The same base URL + key works in any tool that targets OpenAI Chat Completions — coding agents like **Kilo Code**, **Cline**, **Continue**, and **Aider** (`--openai-api-base`), frameworks like **LiteLLM** (`openai/<model>`) and **LlamaIndex**, and most "bring your own OpenAI key" apps and agents. If a tool has an "OpenAI base URL" or "custom endpoint" field, point it at `https://api.t2000.ai/v1`, pick a model id from [`GET /v1/models`](/models), and every call is private by default — billed from your one balance.

***

## Anthropic-format tools (Claude Code)

Tools that speak the **Anthropic Messages** format (`/v1/messages`) — such as Claude Code — don't talk to an OpenAI Chat Completions endpoint directly.
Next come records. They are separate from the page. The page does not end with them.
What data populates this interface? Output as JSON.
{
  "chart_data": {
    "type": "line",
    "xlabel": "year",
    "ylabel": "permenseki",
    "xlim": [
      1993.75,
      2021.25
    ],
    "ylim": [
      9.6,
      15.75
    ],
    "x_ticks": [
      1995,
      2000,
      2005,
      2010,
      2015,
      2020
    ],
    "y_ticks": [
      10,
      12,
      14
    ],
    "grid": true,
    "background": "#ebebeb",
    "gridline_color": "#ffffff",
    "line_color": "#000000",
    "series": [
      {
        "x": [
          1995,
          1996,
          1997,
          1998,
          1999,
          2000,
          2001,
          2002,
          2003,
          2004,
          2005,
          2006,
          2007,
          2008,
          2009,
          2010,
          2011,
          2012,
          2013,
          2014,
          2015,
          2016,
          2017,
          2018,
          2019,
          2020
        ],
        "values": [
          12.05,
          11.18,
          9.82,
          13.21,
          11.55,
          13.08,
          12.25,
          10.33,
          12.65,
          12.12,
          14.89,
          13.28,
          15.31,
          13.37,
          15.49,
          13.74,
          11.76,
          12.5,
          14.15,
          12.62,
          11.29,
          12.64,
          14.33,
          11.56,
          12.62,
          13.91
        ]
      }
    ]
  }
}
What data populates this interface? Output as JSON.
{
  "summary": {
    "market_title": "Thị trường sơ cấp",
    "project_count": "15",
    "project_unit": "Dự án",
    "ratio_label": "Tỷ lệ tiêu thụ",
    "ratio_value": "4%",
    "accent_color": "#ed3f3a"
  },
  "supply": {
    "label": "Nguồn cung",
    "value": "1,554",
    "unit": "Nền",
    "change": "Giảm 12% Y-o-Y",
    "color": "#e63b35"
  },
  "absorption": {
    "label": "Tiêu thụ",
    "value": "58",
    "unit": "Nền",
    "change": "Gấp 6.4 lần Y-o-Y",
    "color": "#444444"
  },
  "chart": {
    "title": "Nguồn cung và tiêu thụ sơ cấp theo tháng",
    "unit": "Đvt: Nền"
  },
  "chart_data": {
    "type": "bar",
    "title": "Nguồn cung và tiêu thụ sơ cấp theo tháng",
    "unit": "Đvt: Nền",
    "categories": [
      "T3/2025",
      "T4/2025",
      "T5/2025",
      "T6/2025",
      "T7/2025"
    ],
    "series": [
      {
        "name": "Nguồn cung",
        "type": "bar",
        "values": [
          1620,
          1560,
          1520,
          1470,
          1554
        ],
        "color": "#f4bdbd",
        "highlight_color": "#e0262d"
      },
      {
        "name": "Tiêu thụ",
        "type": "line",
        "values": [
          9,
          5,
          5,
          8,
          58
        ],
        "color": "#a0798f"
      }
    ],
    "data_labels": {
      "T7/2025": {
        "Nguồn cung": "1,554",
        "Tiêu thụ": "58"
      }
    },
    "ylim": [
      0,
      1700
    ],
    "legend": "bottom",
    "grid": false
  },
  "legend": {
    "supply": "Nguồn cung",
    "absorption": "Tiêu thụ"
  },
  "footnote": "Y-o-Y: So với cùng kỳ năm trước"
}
Two options:

* **A translation proxy** today — run [LiteLLM](https://github.com/BerriAI/litellm) (or a similar Anthropic↔OpenAI shim) pointed at `https://api.t2000.ai/v1`, and set the tool's `ANTHROPIC_BASE_URL` to the proxy.
* **Native `/v1/messages`** is on the roadmap (the additional-endpoints item) — when it ships, Anthropic-format tools will work with the base-URL swap alone.

***

## Good to know

* **Streaming** works everywhere SSE does — set `stream: true`; pass `stream_options: { include_usage: true }` for a final usage chunk.
* **Model IDs** are namespaced (`provider/model`); the live list is whatever `GET /v1/models` returns, each tagged `private` or `confidential`.
* **Keys are secrets** — keep them server-side, one per app/environment so you can revoke independently. Don't ship a raw key in a browser bundle.
* **Spend** is bounded by your balance (and your auto-recharge threshold, if enabled). Each key is capped at 120 requests/minute.

See the [Private Inference reference](/private-api) for the full endpoint, model, pricing, privacy, and error details.